What college students are actually learning (when they go to class) is not necessarily what they can use or need to know, but instead what they want to know, a discriminating tendency particularly lethal to curricular and academic integrity. Curriculum in the liberal arts especially is coopted to indulge nearly any whim or fancy or petty ideology, from pottery of ancient civilizations to oft-criticized studies in "feminist" thought. Of course, its one thing if your daughter is studying to be an anthropologist, or your son (God help him) the next Gloria Steinem, but you will find only a tiny fraction of students who enroll in such classes develop a career path that made a particular class-load worth its while. Too often a class that sounds fun is enrolled in at the expense of a class that imparts in-demand computer and business skills.

One argument frequently heard from businesses that hire large numbers of new college grads is that so few of their new hires know anything useful to their newfound trade, to business, or to reality in general. This inability of the universities to provide useful skills, when coupled with the government (taxpayer) subsidized and controversial course work of many college students, burdens the economy with niche-educated and indebted grads that are hard-pressed to find jobs pouring coffee at Starbucks or renting out cars for a living. No disrespect intended - if you have little or no college education, and you do something like this for a living, good for you, you'll move up in life. If you graduated with a Bachelor's in Art and you do this for a living, well, you could've done alot better.

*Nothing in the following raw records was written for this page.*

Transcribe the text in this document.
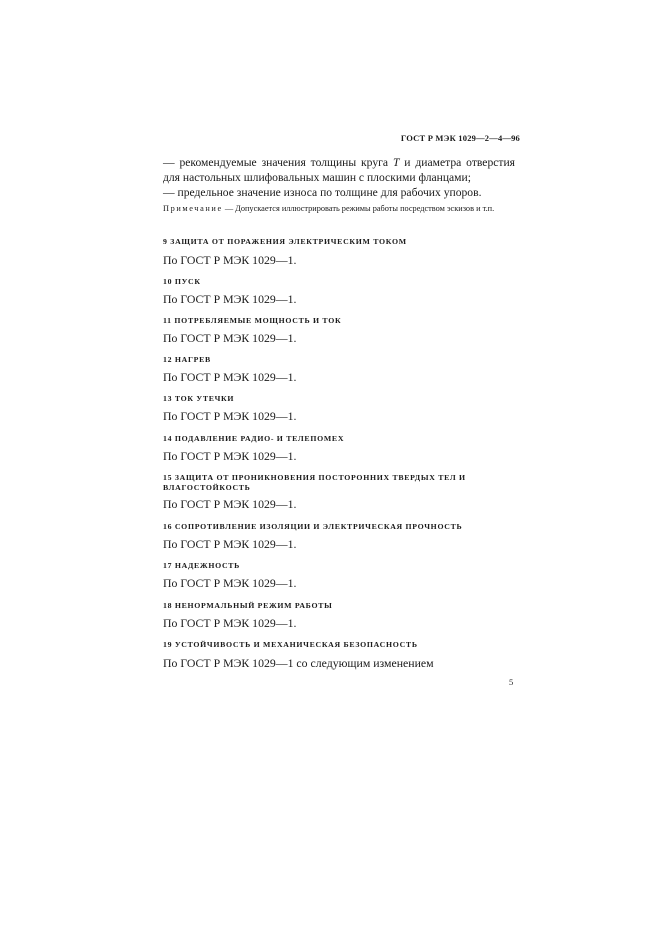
ГОСТ Р МЭК 1029—2—4—96

— рекомендуемые значения толщины круга Т и диаметра отверстия для настольных шлифовальных машин с плоскими фланцами;

— предельное значение износа по толщине для рабочих упоров.

Примечание — Допускается иллюстрировать режимы работы посредством эскизов и т.п.
9 ЗАЩИТА ОТ ПОРАЖЕНИЯ ЭЛЕКТРИЧЕСКИМ ТОКОМ
По ГОСТ Р МЭК 1029—1.
10 ПУСК
По ГОСТ Р МЭК 1029—1.
11 ПОТРЕБЛЯЕМЫЕ МОЩНОСТЬ И ТОК
По ГОСТ Р МЭК 1029—1.
12 НАГРЕВ
По ГОСТ Р МЭК 1029—1.
13 ТОК УТЕЧКИ
По ГОСТ Р МЭК 1029—1.
14 ПОДАВЛЕНИЕ РАДИО- И ТЕЛЕПОМЕХ
По ГОСТ Р МЭК 1029—1.
15 ЗАЩИТА ОТ ПРОНИКНОВЕНИЯ ПОСТОРОННИХ ТВЕРДЫХ ТЕЛ И ВЛАГОСТОЙКОСТЬ
По ГОСТ Р МЭК 1029—1.
16 СОПРОТИВЛЕНИЕ ИЗОЛЯЦИИ И ЭЛЕКТРИЧЕСКАЯ ПРОЧНОСТЬ
По ГОСТ Р МЭК 1029—1.
17 НАДЕЖНОСТЬ
По ГОСТ Р МЭК 1029—1.
18 НЕНОРМАЛЬНЫЙ РЕЖИМ РАБОТЫ
По ГОСТ Р МЭК 1029—1.
19 УСТОЙЧИВОСТЬ И МЕХАНИЧЕСКАЯ БЕЗОПАСНОСТЬ
По ГОСТ Р МЭК 1029—1 со следующим изменением
5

Those who can't make it in the private sector turn to the government sector, where their less developed skills and inadequate initiative won't be challenged. They teach in the public schools, where they pass on only small portions of their swiss-cheese education, completing an expanding cycle of ignorance and miseducation.

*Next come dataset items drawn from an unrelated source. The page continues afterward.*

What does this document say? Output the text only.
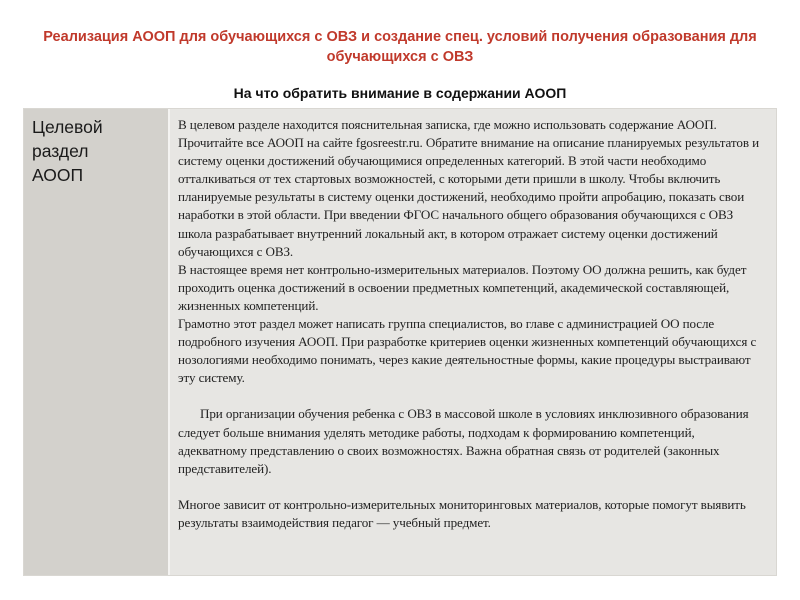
Реализация АООП для обучающихся с ОВЗ и создание спец. условий получения образования для обучающихся с ОВЗ
На что обратить внимание в содержании АООП
Целевой
раздел
АООП

В целевом разделе находится пояснительная записка, где можно использовать содержание АООП. Прочитайте все АООП на сайте fgosreestr.ru. Обратите внимание на описание планируемых результатов и систему оценки достижений обучающимися определенных категорий. В этой части необходимо отталкиваться от тех стартовых возможностей, с которыми дети пришли в школу. Чтобы включить планируемые результаты в систему оценки достижений, необходимо пройти апробацию, показать свои наработки в этой области. При введении ФГОС начального общего образования обучающихся с ОВЗ школа разрабатывает внутренний локальный акт, в котором отражает систему оценки достижений обучающихся с ОВЗ.

В настоящее время нет контрольно-измерительных материалов. Поэтому ОО должна решить, как будет проходить оценка достижений в освоении предметных компетенций, академической составляющей, жизненных компетенций.

Грамотно этот раздел может написать группа специалистов, во главе с администрацией ОО после подробного изучения АООП. При разработке критериев оценки жизненных компетенций обучающихся с нозологиями необходимо понимать, через какие деятельностные формы, какие процедуры выстраивают эту систему.

При организации обучения ребенка с ОВЗ в массовой школе в условиях инклюзивного образования следует больше внимания уделять методике работы, подходам к формированию компетенций, адекватному представлению о своих возможностях. Важна обратная связь от родителей (законных представителей).

Многое зависит от контрольно-измерительных мониторинговых материалов, которые помогут выявить результаты взаимодействия педагог — учебный предмет.
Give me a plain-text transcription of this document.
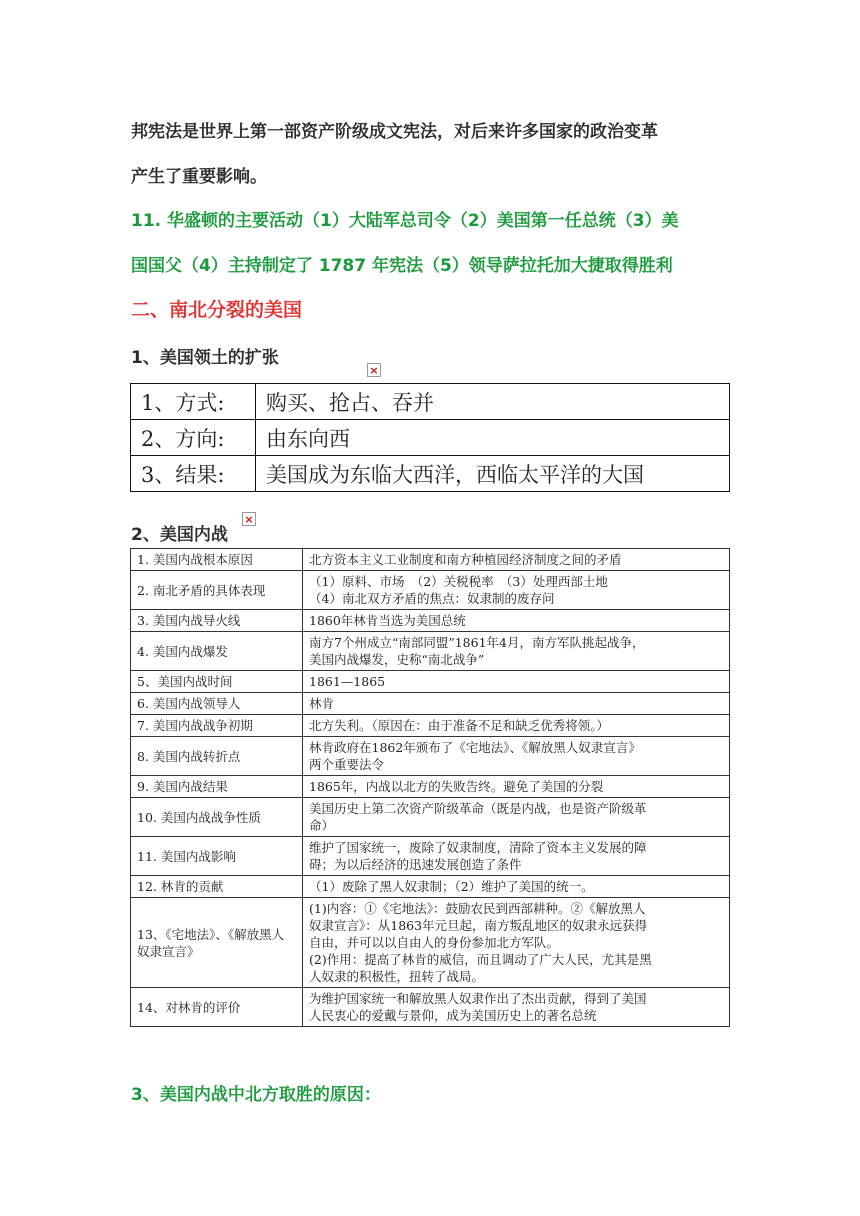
邦宪法是世界上第一部资产阶级成文宪法，对后来许多国家的政治变革
产生了重要影响。
11. 华盛顿的主要活动（1）大陆军总司令（2）美国第一任总统（3）美
国国父（4）主持制定了 1787 年宪法（5）领导萨拉托加大捷取得胜利
二、南北分裂的美国
1、美国领土的扩张
×
1、方式:	购买、抢占、吞并
2、方向:	由东向西
3、结果:	美国成为东临大西洋，西临太平洋的大国
2、美国内战
×
1. 美国内战根本原因	北方资本主义工业制度和南方种植园经济制度之间的矛盾

2. 南北矛盾的具体表现	（1）原料、市场　（2）关税税率　（3）处理西部土地
（4）南北双方矛盾的焦点：奴隶制的废存问

3. 美国内战导火线	1860年林肯当选为美国总统

4. 美国内战爆发	南方7个州成立“南部同盟”1861年4月，南方军队挑起战争，
美国内战爆发，史称“南北战争”

5、美国内战时间	1861—1865

6. 美国内战领导人	林肯

7. 美国内战战争初期	北方失利。（原因在：由于准备不足和缺乏优秀将领。）

8. 美国内战转折点	林肯政府在1862年颁布了《宅地法》、《解放黑人奴隶宣言》
两个重要法令

9. 美国内战结果	1865年，内战以北方的失败告终。避免了美国的分裂

10. 美国内战战争性质	美国历史上第二次资产阶级革命（既是内战，也是资产阶级革
命）

11. 美国内战影响	维护了国家统一，废除了奴隶制度，清除了资本主义发展的障
碍；为以后经济的迅速发展创造了条件

12. 林肯的贡献	（1）废除了黑人奴隶制；（2）维护了美国的统一。

13、《宅地法》、《解放黑人奴隶宣言》	(1)内容：①《宅地法》：鼓励农民到西部耕种。②《解放黑人
奴隶宣言》：从1863年元旦起，南方叛乱地区的奴隶永远获得
自由，并可以以自由人的身份参加北方军队。
(2)作用：提高了林肯的威信，而且调动了广大人民，尤其是黑
人奴隶的积极性，扭转了战局。

14、对林肯的评价	为维护国家统一和解放黑人奴隶作出了杰出贡献，得到了美国
人民衷心的爱戴与景仰，成为美国历史上的著名总统
3、美国内战中北方取胜的原因：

All of which makes me wonder why there are almost no aggressive, profit-driven private colleges. The evidence from the lower levels is encouraging: charter schools frequently report lower expenses and per student costs, greater profits, higher teacher salaries, and more well-educated students. Currently private colleges tend to follow the public college model of finance, living off endowments and begging always for more. Concievably, a college motivated by the bottom line could crank out real-world ready grads for minimal investment and strain on their parents' wallets, by cutting down on the often absurd overhead of public and private schools, such as dormitories, dining halls, student entertainment and facilities, upkeep, security, etc. A stripped down college would be less fun for students, but you don't get a job based on how nice your campus recreational facilities were or how roudy and wild the parties were. Instead, money could be invested in non-tenured professors who are now responsible for their academic productivity.